Spice Up Your Life!
Cooking is a Love Language. Spices are, well, spicy IYKYK
I never thought I’d become the kind of person who slips pieces of dark chocolate into a bolognese sauce or considers tossing a bit of habanero onto her sunny-side-ups — and yet, here we are. My road to spice-infused cooking has been long and bumpy, and I’ve hated some of the experiments with all my burning gut, but I strongly suspect they’ve made me exactly the person I was meant to become.
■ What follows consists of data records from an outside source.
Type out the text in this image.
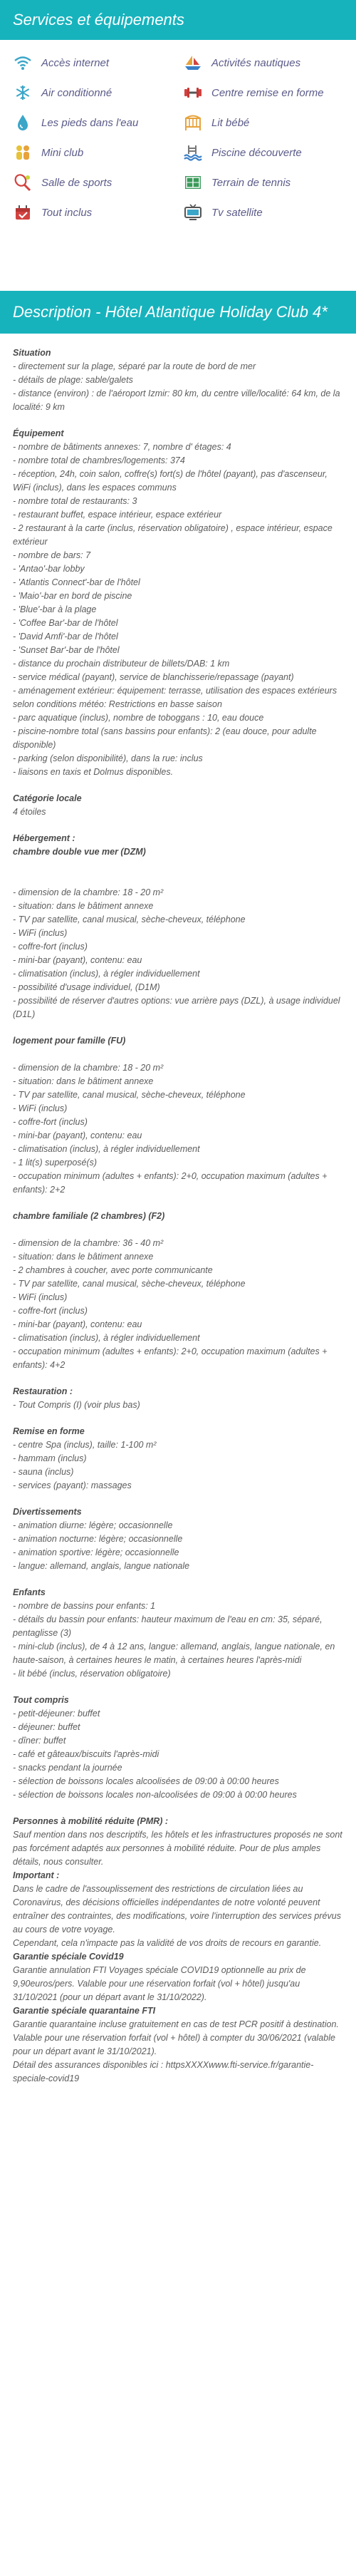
Services et équipements
Accès internet	Activités nautiques
Air conditionné	Centre remise en forme
Les pieds dans l'eau	Lit bébé
Mini club	Piscine découverte
Salle de sports	Terrain de tennis
Tout inclus	Tv satellite
Description - Hôtel Atlantique Holiday Club 4*
Situation

- directement sur la plage, séparé par la route de bord de mer

- détails de plage: sable/galets

- distance (environ) : de l'aéroport Izmir: 80 km, du centre ville/localité: 64 km, de la localité: 9 km

Équipement

- nombre de bâtiments annexes: 7, nombre d' étages: 4

- nombre total de chambres/logements: 374

- réception, 24h, coin salon, coffre(s) fort(s) de l'hôtel (payant), pas d'ascenseur, WiFi (inclus), dans les espaces communs

- nombre total de restaurants: 3

- restaurant buffet, espace intérieur, espace extérieur

- 2 restaurant à la carte (inclus, réservation obligatoire) , espace intérieur, espace extérieur

- nombre de bars: 7

- 'Antao'-bar lobby

- 'Atlantis Connect'-bar de l'hôtel

- 'Maio'-bar en bord de piscine

- 'Blue'-bar à la plage

- 'Coffee Bar'-bar de l'hôtel

- 'David Amfi'-bar de l'hôtel

- 'Sunset Bar'-bar de l'hôtel

- distance du prochain distributeur de billets/DAB: 1 km

- service médical (payant), service de blanchisserie/repassage (payant)

- aménagement extérieur: équipement: terrasse, utilisation des espaces extérieurs selon conditions météo: Restrictions en basse saison

- parc aquatique (inclus), nombre de toboggans : 10, eau douce

- piscine-nombre total (sans bassins pour enfants): 2 (eau douce, pour adulte disponible)

- parking (selon disponibilité), dans la rue: inclus

- liaisons en taxis et Dolmus disponibles.

Catégorie locale

4 étoiles

Hébergement :

chambre double vue mer (DZM)

- dimension de la chambre: 18 - 20 m²

- situation: dans le bâtiment annexe

- TV par satellite, canal musical, sèche-cheveux, téléphone

- WiFi (inclus)

- coffre-fort (inclus)

- mini-bar (payant), contenu: eau

- climatisation (inclus), à régler individuellement

- possibilité d'usage individuel, (D1M)

- possibilité de réserver d'autres options: vue arrière pays (DZL), à usage individuel (D1L)

logement pour famille (FU)

- dimension de la chambre: 18 - 20 m²

- situation: dans le bâtiment annexe

- TV par satellite, canal musical, sèche-cheveux, téléphone

- WiFi (inclus)

- coffre-fort (inclus)

- mini-bar (payant), contenu: eau

- climatisation (inclus), à régler individuellement

- 1 lit(s) superposé(s)

- occupation minimum (adultes + enfants): 2+0, occupation maximum (adultes + enfants): 2+2

chambre familiale (2 chambres) (F2)

- dimension de la chambre: 36 - 40 m²

- situation: dans le bâtiment annexe

- 2 chambres à coucher, avec porte communicante

- TV par satellite, canal musical, sèche-cheveux, téléphone

- WiFi (inclus)

- coffre-fort (inclus)

- mini-bar (payant), contenu: eau

- climatisation (inclus), à régler individuellement

- occupation minimum (adultes + enfants): 2+0, occupation maximum (adultes + enfants): 4+2

Restauration :

- Tout Compris (I) (voir plus bas)

Remise en forme

- centre Spa (inclus), taille: 1-100 m²

- hammam (inclus)

- sauna (inclus)

- services (payant): massages

Divertissements

- animation diurne: légère; occasionnelle

- animation nocturne: légère; occasionnelle

- animation sportive: légère; occasionnelle

- langue: allemand, anglais, langue nationale

Enfants

- nombre de bassins pour enfants: 1

- détails du bassin pour enfants: hauteur maximum de l'eau en cm: 35, séparé, pentaglisse (3)

- mini-club (inclus), de 4 à 12 ans, langue: allemand, anglais, langue nationale, en haute-saison, à certaines heures le matin, à certaines heures l'après-midi

- lit bébé (inclus, réservation obligatoire)

Tout compris

- petit-déjeuner: buffet

- déjeuner: buffet

- dîner: buffet

- café et gâteaux/biscuits l'après-midi

- snacks pendant la journée

- sélection de boissons locales alcoolisées de 09:00 à 00:00 heures

- sélection de boissons locales non-alcoolisées de 09:00 à 00:00 heures

Personnes à mobilité réduite (PMR) :

Sauf mention dans nos descriptifs, les hôtels et les infrastructures proposés ne sont pas forcément adaptés aux personnes à mobilité réduite. Pour de plus amples détails, nous consulter.

Important :

Dans le cadre de l'assouplissement des restrictions de circulation liées au Coronavirus, des décisions officielles indépendantes de notre volonté peuvent entraîner des contraintes, des modifications, voire l'interruption des services prévus au cours de votre voyage.

Cependant, cela n'impacte pas la validité de vos droits de recours en garantie.

Garantie spéciale Covid19

Garantie annulation FTI Voyages spéciale COVID19 optionnelle au prix de 9,90euros/pers. Valable pour une réservation forfait (vol + hôtel) jusqu'au 31/10/2021 (pour un départ avant le 31/10/2022).

Garantie spéciale quarantaine FTI

Garantie quarantaine incluse gratuitement en cas de test PCR positif à destination. Valable pour une réservation forfait (vol + hôtel) à compter du 30/06/2021 (valable pour un départ avant le 31/10/2021).

Détail des assurances disponibles ici : httpsXXXXwww.fti-service.fr/garantie-speciale-covid19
I should probably start with a disclaimer: even though I’m a white woman, I come from a cultural background where spices and herbs were always part of the everyday table. We’ve grown and still grow our own chilli peppers, and my father was famously known for eating up to seven of them whole at any meal, as if they were mere pickles. But it wasn’t until I was twelve, when all the adults in the house were bedridden with a virus, that I first started cooking. The very first thing I ever made from start to finish was what I proudly called “sauce bolognese.” Of course, it was simply a tomato sauce with minced meat and vegetables, and I apologise to all Italians for that. Please, don’t come after me. I was a child — and I’ve since learned how to make the real thing (I lived in Italy for a while). But the magic of turning raw, sometimes unappealing ingredients into something rich, aromatic, and shareable was nothing short of a spiritual experience.
These days, my spice cabinet holds more than fifty ingredients — most of which see daily use. There are the ones I add to my coffee (I’m forever a pumpkin spice latte girl, and I could easily write a dissertation on why it’s more than just a seasonal cliché), the ones reserved for oats, and the blends that only appear alongside certain fish or vegetables. There’s the ancho paste I made from peppers I carried back from Mexico, and the dried rosemary I picked in a garden by the Adriatic Sea in Croatia. For me, local ingredients — especially herbs and spices light enough to fit into a carry-on — are the best kind of souvenirs. Have they ever sparked curious conversations with TSA agents about the suspicious powders in my bag? Absolutely. But I still practice what I preach. As someone with no real talent for painting or drawing, I think of cooking as my own creative palette — a way to mix, experiment, and express. Inventing new edible experiences has become one of my truest love languages.
There’s a small but mighty stall in the now-famous, perpetually crowded Borough Market in London that I love above all others. It’s called Spice Mountain, and it’s packed to the brim with boxes, jars, sachets, and bottles of flavours from every corner of the world. It’s safe to say it’s one of my happy places. And it feels only fitting that I’m writing this as I stand here, searching for Aleppo pepper, Malaysian rendang curry, and harissa. I can already feel the magic in the air — or maybe that’s just the nutmeg.